Officials with Albuquerque Public Schools said they are aware of the issues. It’s a problem that resurfaces every year. APS has 6,500 classrooms and 21,000 AC units.
“We knew and we’ve been telling people for 18 months, in every interview we’ve done, that going back to in-person learning in the middle of a pandemic would look and feel different,” said Monica Armenta, executive director of APS Communications. “This is part of the challenge. It’s not an excuse. It is unfortunately our reality.”
Armenta said they started the week off with nine HVAC techs, and now they have seven. People, she said, are bouncing from location to location. On top of a worker shortage, she said the pandemic has disrupted the global supply chain, so parts are not readily available.
“If you’re in one of those areas where the AC is not currently working, we’ve asked that schools relocate those classrooms to areas of the building where AC is on. We’ve moved classrooms outdoors where that’s an option,” said Armenta. “We’ve purchased just about every single mobile fan that we can.”
But while parents do not blame the schools, they said it is the administration’s responsibility to create a safe place to learn.
“To me, it should be priority maybe an emergency basis where they reach out to other contractors,” said Chynoweth.
APS officials said they are working as fast as they can.
“All we can say is we’re doing the best we can. It would be unfair and untruthful to tell you that we’re going to fix any of it immediately because we’re in a difficult situation,” Armenta said.

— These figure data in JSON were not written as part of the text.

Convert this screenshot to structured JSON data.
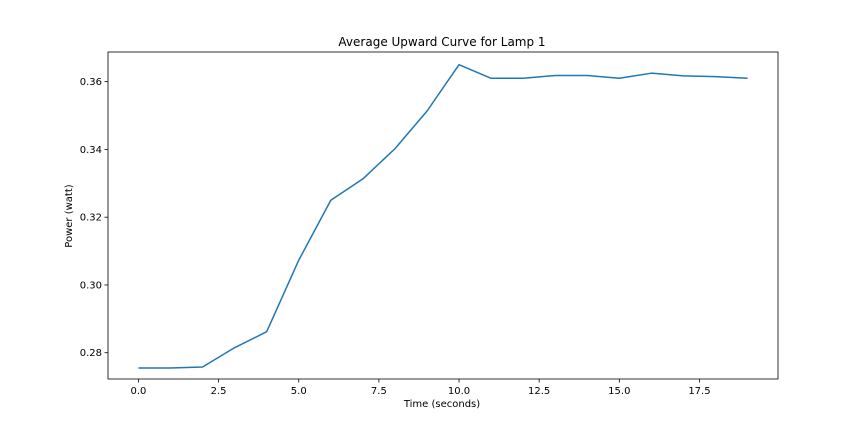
{
  "chart_data": {
    "type": "line",
    "title": "Average Upward Curve for Lamp 1",
    "xlabel": "Time (seconds)",
    "ylabel": "Power (watt)",
    "xlim": [
      -0.95,
      19.95
    ],
    "ylim": [
      0.27225,
      0.36875
    ],
    "grid": false,
    "legend": "none",
    "x_ticks": [
      0.0,
      2.5,
      5.0,
      7.5,
      10.0,
      12.5,
      15.0,
      17.5
    ],
    "x_tick_labels": [
      "0.0",
      "2.5",
      "5.0",
      "7.5",
      "10.0",
      "12.5",
      "15.0",
      "17.5"
    ],
    "y_ticks": [
      0.28,
      0.3,
      0.32,
      0.34,
      0.36
    ],
    "y_tick_labels": [
      "0.28",
      "0.30",
      "0.32",
      "0.34",
      "0.36"
    ],
    "series": [
      {
        "name": "Lamp 1",
        "color": "#1f77b4",
        "x": [
          0,
          1,
          2,
          3,
          4,
          5,
          6,
          7,
          8,
          9,
          10,
          11,
          12,
          13,
          14,
          15,
          16,
          17,
          18,
          19
        ],
        "y": [
          0.2755,
          0.2755,
          0.2758,
          0.2815,
          0.2862,
          0.3073,
          0.325,
          0.3313,
          0.3402,
          0.3513,
          0.365,
          0.361,
          0.361,
          0.3618,
          0.3618,
          0.361,
          0.3625,
          0.3617,
          0.3615,
          0.361
        ]
      }
    ]
  }
}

Several parents have reached out to KOB 4 from a number of APS schools. APS released the status of the AC situation at those locations:
- West Mesa HS Trane has found a leak and Comm failure on the VRF system for the 3rd floor of E bldg, a new gateway module has been ordered and we are awaiting an ETA from the supplier. Leak was repaired and equipment was manually locked on with a discharge air of 59 degrees to provide relief to rooms. It will not fluctuate to meet individual set points until module is received and installed.
- Petroglyph Elementary (2) All issues were resolved on Monday & Tuesday that we are aware of.
- Atrisco Heritage 3rd floor of F bldg air handler repaired late last week. I am not seeing any hot areas today.
- Bandelier Elementary Repairs were completed Wednesday.
- Chaparral Open WO’s for 7 portables without cooling next available tech will be dispatched – expecting it to be repaired today.
- Albuquerque High School (2) Repairs were made today.
- Hubert Humphrey Elementary Repairs were started last night and will be completed today.
- Painted Sky Work orders have been re-assigned and will be addressed Saturday.